Core regions in immunoglobulin heavy chain enhancers essential for survival of non-Hodgkin lymphoma cells are identified by a CRISPR interference screen
Marta Elżbieta Kasprzyk,
Weronika Sura,
Marta Podralska,
Marta Kazimierska,
Annika Seitz,
Wojciech Łosiewski,
Tomasz Woźniak,
Jeroen E. J. Guikema,
Arjan Diepstra,
Joost Kluiver,
Anke van den Berg,
Natalia Rozwadowska,
Agnieszka Dzikiewicz-Krawczyk
Affiliations
Marta Elżbieta Kasprzyk
Institute of Human Genetics, Polish Academy of Sciences, Poznań
Weronika Sura
Institute of Human Genetics, Polish Academy of Sciences, Poznań
Marta Podralska
Institute of Human Genetics, Polish Academy of Sciences, Poznań
Marta Kazimierska
Institute of Human Genetics, Polish Academy of Sciences, Poznań
Annika Seitz
Department of Pathology and Medical Biology, University of Groningen, University Medical Center Groningen, Groningen
Wojciech Łosiewski
Institute of Human Genetics, Polish Academy of Sciences, Poznań
Tomasz Woźniak
Institute of Human Genetics, Polish Academy of Sciences, Poznań
Jeroen E. J. Guikema
Department of Pathology, Amsterdam University Medical Center, Amsterdam
Arjan Diepstra
Department of Pathology and Medical Biology, University of Groningen, University Medical Center Groningen, Groningen
Joost Kluiver
Department of Pathology and Medical Biology, University of Groningen, University Medical Center Groningen, Groningen
Anke van den Berg
Department of Pathology and Medical Biology, University of Groningen, University Medical Center Groningen, Groningen
Natalia Rozwadowska
Institute of Human Genetics, Polish Academy of Sciences, Poznań
Agnieszka Dzikiewicz-Krawczyk
Institute of Human Genetics, Polish Academy of Sciences, Poznań
Chromosomal translocations in non-Hodgkin lymphoma (NHL) result in activation of oncogenes by placing them under the regulation of immunoglobulin heavy chain (IGH) super-enhancers.

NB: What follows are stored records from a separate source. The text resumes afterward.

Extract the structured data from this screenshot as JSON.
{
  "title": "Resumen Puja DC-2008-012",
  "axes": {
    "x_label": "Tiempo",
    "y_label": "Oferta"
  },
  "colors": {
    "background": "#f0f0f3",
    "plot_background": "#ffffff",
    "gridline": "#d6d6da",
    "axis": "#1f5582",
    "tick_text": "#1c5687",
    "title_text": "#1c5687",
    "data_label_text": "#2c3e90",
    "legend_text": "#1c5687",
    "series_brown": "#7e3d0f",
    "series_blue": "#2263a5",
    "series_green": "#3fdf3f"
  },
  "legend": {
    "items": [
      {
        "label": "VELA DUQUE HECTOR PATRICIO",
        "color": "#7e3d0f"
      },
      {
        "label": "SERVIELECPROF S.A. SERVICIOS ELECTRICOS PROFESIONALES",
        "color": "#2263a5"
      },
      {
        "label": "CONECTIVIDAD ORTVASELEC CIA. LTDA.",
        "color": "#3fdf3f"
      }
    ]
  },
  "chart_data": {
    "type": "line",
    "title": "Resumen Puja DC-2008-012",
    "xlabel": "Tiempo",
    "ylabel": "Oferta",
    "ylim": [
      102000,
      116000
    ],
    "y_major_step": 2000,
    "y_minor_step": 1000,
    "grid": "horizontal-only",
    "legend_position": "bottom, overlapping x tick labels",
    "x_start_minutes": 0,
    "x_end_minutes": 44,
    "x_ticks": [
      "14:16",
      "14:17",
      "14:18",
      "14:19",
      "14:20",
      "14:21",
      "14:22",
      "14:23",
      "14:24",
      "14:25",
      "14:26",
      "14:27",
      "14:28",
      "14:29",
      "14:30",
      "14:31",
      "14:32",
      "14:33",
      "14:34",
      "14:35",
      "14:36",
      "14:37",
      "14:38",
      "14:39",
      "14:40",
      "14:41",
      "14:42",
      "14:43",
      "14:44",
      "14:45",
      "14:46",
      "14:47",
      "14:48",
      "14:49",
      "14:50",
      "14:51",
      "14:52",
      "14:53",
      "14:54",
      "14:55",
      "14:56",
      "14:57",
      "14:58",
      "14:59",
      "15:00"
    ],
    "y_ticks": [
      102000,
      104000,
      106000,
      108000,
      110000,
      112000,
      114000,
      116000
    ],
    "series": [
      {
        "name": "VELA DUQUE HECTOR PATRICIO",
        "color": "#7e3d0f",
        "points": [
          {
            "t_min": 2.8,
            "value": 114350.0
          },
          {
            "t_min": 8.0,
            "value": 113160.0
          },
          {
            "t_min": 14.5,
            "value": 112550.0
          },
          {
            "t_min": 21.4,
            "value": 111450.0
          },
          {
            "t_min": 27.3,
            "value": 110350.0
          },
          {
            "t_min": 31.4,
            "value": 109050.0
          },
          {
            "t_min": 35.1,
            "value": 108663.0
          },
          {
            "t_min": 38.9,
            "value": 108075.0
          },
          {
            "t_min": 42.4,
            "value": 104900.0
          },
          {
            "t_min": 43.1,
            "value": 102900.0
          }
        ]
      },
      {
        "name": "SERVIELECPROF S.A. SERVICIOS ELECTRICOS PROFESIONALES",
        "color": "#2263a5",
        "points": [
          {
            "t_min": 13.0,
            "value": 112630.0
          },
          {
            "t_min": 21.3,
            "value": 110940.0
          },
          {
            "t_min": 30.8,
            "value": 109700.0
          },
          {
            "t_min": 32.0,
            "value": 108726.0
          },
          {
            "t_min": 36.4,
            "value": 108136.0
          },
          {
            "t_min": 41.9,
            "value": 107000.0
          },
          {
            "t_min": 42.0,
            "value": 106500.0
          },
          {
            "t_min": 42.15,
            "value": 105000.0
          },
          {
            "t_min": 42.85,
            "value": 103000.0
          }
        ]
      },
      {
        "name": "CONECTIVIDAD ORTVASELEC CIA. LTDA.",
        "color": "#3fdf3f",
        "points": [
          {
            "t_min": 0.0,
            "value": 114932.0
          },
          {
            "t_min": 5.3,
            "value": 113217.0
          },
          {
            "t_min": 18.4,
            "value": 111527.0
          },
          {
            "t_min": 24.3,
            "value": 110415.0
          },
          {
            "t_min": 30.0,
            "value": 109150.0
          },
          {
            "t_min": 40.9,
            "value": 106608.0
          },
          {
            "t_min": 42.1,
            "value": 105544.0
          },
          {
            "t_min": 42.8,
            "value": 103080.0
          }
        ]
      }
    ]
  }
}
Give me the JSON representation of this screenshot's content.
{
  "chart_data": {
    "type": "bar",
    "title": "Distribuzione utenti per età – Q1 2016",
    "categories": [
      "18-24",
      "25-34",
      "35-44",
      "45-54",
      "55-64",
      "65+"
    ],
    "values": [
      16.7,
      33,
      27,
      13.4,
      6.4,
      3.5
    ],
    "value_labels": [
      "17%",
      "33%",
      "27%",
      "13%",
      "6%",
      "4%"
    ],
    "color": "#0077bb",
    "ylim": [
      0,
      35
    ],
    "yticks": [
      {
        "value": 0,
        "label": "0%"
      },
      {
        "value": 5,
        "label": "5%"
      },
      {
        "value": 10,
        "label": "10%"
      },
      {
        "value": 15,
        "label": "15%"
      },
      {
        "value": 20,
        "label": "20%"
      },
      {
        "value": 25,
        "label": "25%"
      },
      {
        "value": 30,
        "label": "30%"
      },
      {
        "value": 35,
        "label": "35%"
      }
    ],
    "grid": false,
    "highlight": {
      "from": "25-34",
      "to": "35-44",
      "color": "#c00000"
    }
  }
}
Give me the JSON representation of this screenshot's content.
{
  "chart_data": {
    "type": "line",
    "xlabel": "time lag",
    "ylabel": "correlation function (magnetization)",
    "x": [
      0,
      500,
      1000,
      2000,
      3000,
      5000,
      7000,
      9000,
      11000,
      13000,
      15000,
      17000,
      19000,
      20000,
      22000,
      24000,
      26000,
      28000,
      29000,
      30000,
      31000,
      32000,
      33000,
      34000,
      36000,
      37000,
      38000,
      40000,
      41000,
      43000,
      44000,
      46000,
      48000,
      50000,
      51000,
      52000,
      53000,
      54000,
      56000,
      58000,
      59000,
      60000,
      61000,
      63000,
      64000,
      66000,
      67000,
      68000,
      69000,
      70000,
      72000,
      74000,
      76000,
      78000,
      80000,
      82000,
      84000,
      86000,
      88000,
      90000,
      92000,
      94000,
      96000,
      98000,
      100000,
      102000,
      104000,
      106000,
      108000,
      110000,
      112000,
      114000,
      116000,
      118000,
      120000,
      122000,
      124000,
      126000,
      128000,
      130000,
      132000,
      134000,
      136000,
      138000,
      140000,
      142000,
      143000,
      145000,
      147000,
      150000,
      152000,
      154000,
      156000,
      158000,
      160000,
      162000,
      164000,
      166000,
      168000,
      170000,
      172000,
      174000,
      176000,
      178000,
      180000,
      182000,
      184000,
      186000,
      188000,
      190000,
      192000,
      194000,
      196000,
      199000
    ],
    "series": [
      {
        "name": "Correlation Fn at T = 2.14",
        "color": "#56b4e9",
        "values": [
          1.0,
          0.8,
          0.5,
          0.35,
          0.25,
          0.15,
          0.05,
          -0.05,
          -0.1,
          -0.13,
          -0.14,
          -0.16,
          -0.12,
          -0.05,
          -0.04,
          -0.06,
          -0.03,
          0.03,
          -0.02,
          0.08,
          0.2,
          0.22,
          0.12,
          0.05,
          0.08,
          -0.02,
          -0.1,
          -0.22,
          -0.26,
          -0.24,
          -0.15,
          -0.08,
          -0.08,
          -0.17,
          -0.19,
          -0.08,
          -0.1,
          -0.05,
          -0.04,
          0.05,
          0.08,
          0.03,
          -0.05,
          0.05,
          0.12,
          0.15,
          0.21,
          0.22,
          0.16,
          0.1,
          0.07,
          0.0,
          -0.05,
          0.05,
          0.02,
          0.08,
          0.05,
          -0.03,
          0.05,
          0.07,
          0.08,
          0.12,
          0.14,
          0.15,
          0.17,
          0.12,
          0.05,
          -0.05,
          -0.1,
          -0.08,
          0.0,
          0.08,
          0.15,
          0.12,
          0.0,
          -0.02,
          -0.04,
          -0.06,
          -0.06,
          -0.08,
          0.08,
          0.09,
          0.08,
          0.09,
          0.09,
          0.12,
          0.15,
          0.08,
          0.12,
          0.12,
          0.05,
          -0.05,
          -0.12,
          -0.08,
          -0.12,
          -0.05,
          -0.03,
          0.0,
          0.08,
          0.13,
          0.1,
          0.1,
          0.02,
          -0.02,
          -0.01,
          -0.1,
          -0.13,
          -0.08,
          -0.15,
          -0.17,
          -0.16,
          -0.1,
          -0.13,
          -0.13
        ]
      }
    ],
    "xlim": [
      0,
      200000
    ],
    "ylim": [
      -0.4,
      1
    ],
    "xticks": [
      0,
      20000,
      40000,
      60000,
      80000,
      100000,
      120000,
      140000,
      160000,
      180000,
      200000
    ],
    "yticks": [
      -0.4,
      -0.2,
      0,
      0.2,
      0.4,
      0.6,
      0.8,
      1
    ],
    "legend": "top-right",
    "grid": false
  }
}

Aberrant expression of translocated oncogenes induced by enhancer activity can contribute to lymphomagenesis. The role of the IGH enhancers in normal B-cell development is well established, but knowledge regarding the precise mechanisms of their involvement in control of the translocated oncogenes is limited. The goal of this project was to define the critical regions in the IGH regulatory elements and identify enhancer RNAs (eRNA). We designed a sgRNA library densely covering the IGH enhancers and performed tiling CRISPR interference screens in three NHL cell lines. This revealed three regions crucial for NHL cell growth. With chromatin-enriched RNA-Seq we showed transcription from the core enhancer regions and subsequently validated expression of the eRNAs in a panel of NHL cell lines and tissue samples. Inhibition of the essential IGH enhancer regions decreased expression of eRNAs and translocated oncogenes in several NHL cell lines. The observed expression and growth patterns were consistent with the breakpoints in the IGH locus. Moreover, targeting the Eμ enhancer resulted in loss of B-cell receptor expression. In a Burkitt lymphoma cell line, MYC overexpression partially rescued the phenotype induced by IGH enhancer inhibition. Our results indicated the most critical regions in the IGH enhancers and provided new insights into the current understanding of the role of IGH enhancers in B-cell NHL. As such, this study forms a basis for development of potential therapeutic approaches.